A 74-year-old female is referred to cardiology prior to multi-agent chemotherapy for breast cancer (resected, with lymph involvement). Doxorubicin is one of the agents. Her baseline LVEF is 45%, but she is asymptomatic. Is the doxorubicin absolutely contraindicated or can it be used based on risk-vs-benefit? Which cardioprotective strategies are used for patients undergoing anthracycline chemotherapy?
HEALTHCASTS COMMUNITY RESPONSE
Total respondents: 60
Case assessed: January 2020
Doxorubicin is an anthracycline chemotherapy drug. It is used to decrease and/or stop the growth of cancerous cells by blocking topo isomerase 2. Use of doxorubicin can result in myocardial damage as cumulative doses of doxorubicin >350 mg/m2 can be harmful to the heart. On average the left ventricular ejection fraction (LVEF) should be between 50% and 70%. The patient’s baseline LVEF of 45% is considered low, which increases the risk of heart failure.
CONTRAINDICATED OR RISK-VS-BENEFIT?
The majority of Healthcasts community respondents (77%) agreed that the use of doxorubicin for this patient is not contraindicated. 20% of respondents who did not specify if doxorubicin was contraindicated advised against using it in this case, suggesting alternative treatment options. Less than 2% of respondents felt doxorubicin is absolutely contraindicated in this scenario.

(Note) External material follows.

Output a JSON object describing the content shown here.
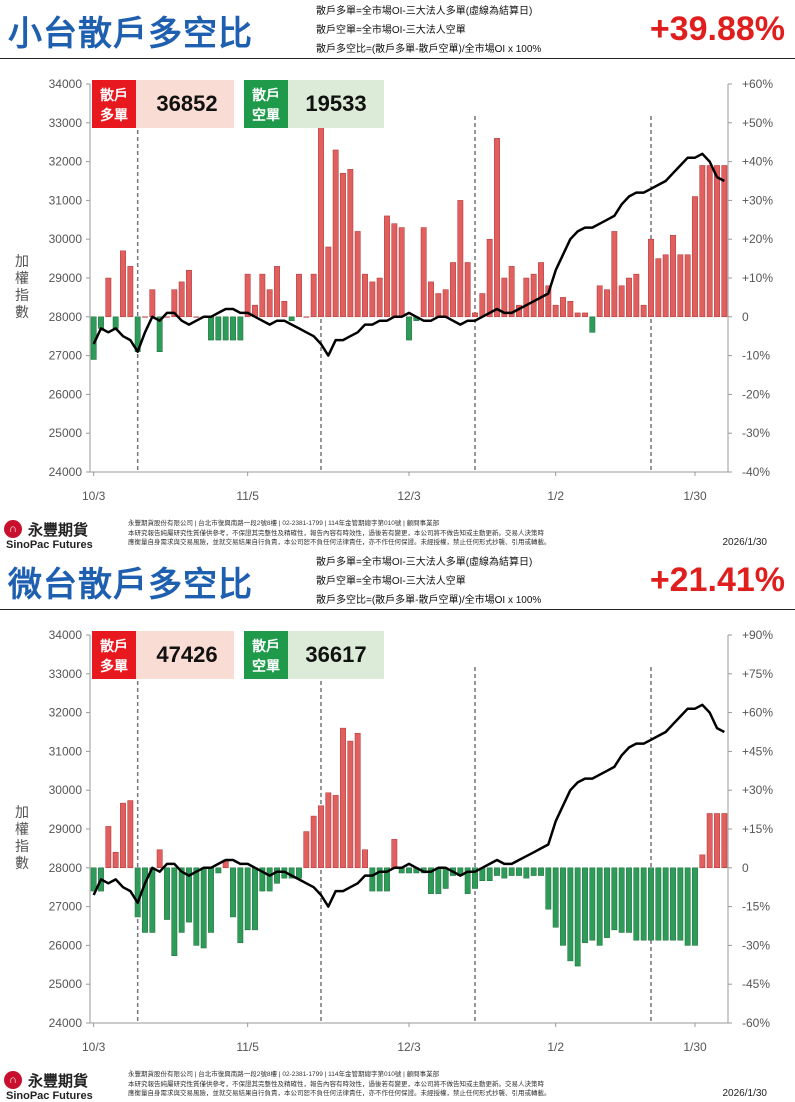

There are three distinct types of doxorubicin-induced cardiotoxicity (acute, chronic, and late-onset). Although most respondents agreed that prescribing doxorubicin is not contraindicated for this patient, they advised that different cardioprotective therapy agents be administered prophylactically in conjunction with the doxorubicin to prevent cardiotoxicity.
Angiotensin-converting enzyme (ACE) inhibitors, angiotensin II receptor blockers (ARBs), beta blockers, diuretics and chemo protection drugs were all suggested.